I'm not sure what Wills means by "the first real democracy in history," but it seems to me that the U.S. was far more a product of British thought than French thought; and while we talk about a Scottish Enlightenment, and could potentially do the same with England, we normally think of France when we talk about "Enlightenment values". Arguably, our Enlightenment values were Scottish rather than French. John Witherspoon, sixth president of the College of New Jersey (a.k.a Princeton), signer of the Declaration of Independence, was a leading member of the conservative side of the Scottish Enlightenment - the Popular or Evangelical Party of the Church of Scotland; and there was clearly interest in the whole movement well before he was invited to become president of an obscure backwoods colonial college (which he proceeded to turn into the foremost educational institution in North America, turning out the likes of James Madison). And the Scottish Enlightenment was a more conservative Enlightenment than anything on the Continent. Wills goes on to bemoan ignorance in the populace; but I don't think "Enlightenment values" have ever been a cure for that in any age or country. They're values, after all, not facts; and, what is more, nothing in Enlightenment values prevents the possibility of ignorance: you can be just as wrong respecting the evidence or the sciences as you can be right, and I think history shows that all over the place. In any case, it is certainly true that the main impetus of the Scottish Enlightenment would have had no problem with the Virgin Birth. (That they probably would for the most part have had no problem with evolution, too, is just a guess; but a reasonable one, I think, given their interest in the subject, and the early response of evangelicals and moderates to Darwin. They would have had no patience for anyone trying to use it as a weapon against Christianity, though.)
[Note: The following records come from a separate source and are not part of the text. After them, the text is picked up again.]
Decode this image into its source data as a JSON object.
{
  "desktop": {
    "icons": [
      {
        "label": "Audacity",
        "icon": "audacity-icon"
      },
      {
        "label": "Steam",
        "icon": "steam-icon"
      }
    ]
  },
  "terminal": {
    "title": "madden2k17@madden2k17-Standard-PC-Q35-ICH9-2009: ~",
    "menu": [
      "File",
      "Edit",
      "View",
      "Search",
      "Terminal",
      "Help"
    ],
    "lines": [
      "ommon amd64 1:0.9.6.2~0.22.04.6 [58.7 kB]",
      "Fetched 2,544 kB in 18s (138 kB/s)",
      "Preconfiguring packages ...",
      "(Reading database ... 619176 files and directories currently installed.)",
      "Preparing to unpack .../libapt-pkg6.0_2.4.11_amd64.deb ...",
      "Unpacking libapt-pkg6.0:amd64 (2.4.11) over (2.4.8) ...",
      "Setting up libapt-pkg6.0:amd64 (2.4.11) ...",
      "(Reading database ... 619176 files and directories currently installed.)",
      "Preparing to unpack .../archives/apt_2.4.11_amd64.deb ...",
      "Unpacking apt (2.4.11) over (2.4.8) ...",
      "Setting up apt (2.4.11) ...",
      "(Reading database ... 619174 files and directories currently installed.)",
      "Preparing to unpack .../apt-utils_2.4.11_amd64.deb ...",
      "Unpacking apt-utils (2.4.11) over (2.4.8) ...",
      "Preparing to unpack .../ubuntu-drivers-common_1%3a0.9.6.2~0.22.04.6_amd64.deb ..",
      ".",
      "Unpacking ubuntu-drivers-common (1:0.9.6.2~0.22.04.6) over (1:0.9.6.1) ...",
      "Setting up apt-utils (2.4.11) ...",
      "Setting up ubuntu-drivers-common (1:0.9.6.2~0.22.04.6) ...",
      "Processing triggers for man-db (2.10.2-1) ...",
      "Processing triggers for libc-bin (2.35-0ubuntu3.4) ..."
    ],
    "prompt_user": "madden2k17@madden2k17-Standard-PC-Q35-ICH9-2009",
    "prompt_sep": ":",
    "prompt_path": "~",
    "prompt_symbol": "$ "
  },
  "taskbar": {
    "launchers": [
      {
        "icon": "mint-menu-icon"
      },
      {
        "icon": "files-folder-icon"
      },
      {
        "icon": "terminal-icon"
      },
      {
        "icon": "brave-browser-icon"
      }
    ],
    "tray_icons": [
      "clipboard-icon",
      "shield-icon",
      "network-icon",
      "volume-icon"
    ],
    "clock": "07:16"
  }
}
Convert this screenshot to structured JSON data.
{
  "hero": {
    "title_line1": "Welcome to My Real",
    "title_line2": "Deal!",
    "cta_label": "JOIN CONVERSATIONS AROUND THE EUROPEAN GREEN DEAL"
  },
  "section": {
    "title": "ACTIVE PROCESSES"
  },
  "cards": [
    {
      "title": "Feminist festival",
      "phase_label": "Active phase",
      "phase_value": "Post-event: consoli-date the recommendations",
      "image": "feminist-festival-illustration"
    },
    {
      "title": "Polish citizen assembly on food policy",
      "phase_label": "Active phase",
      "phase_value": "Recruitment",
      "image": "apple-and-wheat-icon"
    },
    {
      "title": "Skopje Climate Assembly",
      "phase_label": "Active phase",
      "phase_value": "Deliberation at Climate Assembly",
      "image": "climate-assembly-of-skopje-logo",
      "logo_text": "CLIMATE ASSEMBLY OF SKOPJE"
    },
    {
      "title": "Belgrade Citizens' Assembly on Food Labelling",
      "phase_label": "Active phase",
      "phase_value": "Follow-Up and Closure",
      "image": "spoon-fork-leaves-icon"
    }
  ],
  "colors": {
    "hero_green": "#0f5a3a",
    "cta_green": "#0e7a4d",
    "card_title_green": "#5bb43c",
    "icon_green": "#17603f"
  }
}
Wills then goes on to talk vaguely about fundamentalism. Strictly speaking, 'fundamentalism' is hard to pin down; and, what is worse, it is generally not a helpful descriptive term but a derogatory stereotype. It's very difficult to know what people are talking about when they use the term. I haven't a clue as to how Wills intends it.

But I do like Wills's ending. We should yearn back for the Enlightenment: the Scottish one, which (if I may be partisan a moment) for all its faults was far more reasonable and moderate (and democratic) than anything the Continent ever produced.